Melihat ekonomi Indonesia yang tetap stagnan di 5%, ekonom Universitas Indonesia, Faisal Hastiadi mengatakan, angka 5% pada pertumbuhan ekonomi Indonesia merupakan angka yang natural saja terjadi. Artinya, tanpa campur tangan pemerintah pun angka ini bisa dicapai. “Tanpa presiden atau tanpa Kemenkeu juga itu akan 5%. Kita sebenarnya butuh the big push (usaha keras)."
Presiden Joko Widodo sendiri menilai pertumbuhan ekonomi Indonesia sudah baik dan patut di syukuri agar tidak menjadi kufur nikmat. “Alhamdulillah ini juga patut kita syukuri bahwa pertumbuhan ekonomi masih di atas 5%. Patut kita syukuri, yang lain-lain bukan turun, anjlok.
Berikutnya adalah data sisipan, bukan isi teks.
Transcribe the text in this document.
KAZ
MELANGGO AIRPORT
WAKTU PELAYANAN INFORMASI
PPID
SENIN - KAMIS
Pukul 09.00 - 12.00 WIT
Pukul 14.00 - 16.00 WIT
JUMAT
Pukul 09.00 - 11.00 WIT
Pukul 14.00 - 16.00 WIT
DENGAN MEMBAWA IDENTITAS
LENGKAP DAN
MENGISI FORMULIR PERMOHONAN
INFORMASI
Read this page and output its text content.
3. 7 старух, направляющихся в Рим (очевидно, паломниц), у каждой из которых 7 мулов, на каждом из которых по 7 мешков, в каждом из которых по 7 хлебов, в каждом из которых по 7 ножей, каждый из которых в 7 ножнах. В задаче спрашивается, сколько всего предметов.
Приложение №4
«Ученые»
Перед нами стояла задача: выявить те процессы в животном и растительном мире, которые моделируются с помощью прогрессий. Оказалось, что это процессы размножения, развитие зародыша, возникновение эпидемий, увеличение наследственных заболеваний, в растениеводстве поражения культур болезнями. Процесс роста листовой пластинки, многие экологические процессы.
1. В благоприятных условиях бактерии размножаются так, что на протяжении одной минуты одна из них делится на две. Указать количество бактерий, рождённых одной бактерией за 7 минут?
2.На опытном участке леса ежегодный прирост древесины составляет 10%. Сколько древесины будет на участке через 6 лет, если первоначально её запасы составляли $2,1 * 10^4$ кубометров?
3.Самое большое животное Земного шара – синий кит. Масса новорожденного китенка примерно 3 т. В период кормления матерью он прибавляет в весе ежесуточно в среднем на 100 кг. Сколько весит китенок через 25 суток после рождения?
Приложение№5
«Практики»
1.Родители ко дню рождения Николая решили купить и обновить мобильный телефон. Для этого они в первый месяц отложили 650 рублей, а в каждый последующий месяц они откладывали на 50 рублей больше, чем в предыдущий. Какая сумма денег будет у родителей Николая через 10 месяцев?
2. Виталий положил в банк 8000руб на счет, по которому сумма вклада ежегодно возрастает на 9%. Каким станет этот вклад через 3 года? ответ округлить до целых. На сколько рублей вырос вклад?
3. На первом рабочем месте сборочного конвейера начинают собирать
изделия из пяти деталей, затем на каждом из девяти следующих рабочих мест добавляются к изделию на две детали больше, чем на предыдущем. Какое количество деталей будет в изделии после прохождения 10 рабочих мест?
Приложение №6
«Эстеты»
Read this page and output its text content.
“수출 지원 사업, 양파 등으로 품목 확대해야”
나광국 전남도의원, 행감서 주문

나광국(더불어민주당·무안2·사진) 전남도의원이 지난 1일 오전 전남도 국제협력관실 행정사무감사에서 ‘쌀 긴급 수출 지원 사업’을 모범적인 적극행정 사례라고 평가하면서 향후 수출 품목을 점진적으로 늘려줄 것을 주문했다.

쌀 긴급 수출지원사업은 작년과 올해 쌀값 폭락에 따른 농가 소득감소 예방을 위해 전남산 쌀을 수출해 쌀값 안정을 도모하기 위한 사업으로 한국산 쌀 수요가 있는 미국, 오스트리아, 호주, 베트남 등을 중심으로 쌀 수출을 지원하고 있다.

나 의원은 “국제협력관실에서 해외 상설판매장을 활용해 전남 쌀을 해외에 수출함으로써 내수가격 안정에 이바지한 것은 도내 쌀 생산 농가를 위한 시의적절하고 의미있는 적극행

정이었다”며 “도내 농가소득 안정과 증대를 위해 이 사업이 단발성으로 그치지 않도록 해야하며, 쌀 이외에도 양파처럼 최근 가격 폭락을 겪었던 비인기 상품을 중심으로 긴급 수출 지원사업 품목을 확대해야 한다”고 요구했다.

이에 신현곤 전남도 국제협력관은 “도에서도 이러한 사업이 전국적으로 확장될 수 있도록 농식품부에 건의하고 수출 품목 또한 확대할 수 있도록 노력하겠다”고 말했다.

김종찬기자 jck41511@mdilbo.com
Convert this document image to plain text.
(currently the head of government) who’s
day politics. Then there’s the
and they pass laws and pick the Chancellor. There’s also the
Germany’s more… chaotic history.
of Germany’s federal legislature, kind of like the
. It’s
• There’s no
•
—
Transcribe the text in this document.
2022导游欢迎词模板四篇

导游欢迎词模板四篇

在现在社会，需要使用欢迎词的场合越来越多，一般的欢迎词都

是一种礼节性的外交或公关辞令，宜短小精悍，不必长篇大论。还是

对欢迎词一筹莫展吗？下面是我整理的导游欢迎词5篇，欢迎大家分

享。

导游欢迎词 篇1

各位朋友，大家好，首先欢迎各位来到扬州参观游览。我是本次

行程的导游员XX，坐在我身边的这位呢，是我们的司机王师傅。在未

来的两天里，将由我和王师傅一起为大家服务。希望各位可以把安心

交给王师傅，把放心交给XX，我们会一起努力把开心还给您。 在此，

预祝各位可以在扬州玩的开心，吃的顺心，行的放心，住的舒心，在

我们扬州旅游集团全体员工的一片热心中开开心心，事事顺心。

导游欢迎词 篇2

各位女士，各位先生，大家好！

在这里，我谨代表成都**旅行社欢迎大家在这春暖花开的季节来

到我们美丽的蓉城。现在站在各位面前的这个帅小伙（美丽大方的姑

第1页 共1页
Kita ini kalau enggak kita syukuri artinya kufur nikmat,” jelas Presiden Jokowi di Istana Negara.
Menurut penulis, ini bukan masalah tidak disyukuri atau kufur nikmat, masalahnya Indonesia memiliki sumber daya yang melimpa ruah untuk mendorong pertumbuhan ekonomi, baik dari sektor riil, pertambangan, pertanian, perikanan, maupun sumber daya manusia. Seharusnya dengan modal itu bisa dimaksimalkan untuk mensejahterakan rakyat.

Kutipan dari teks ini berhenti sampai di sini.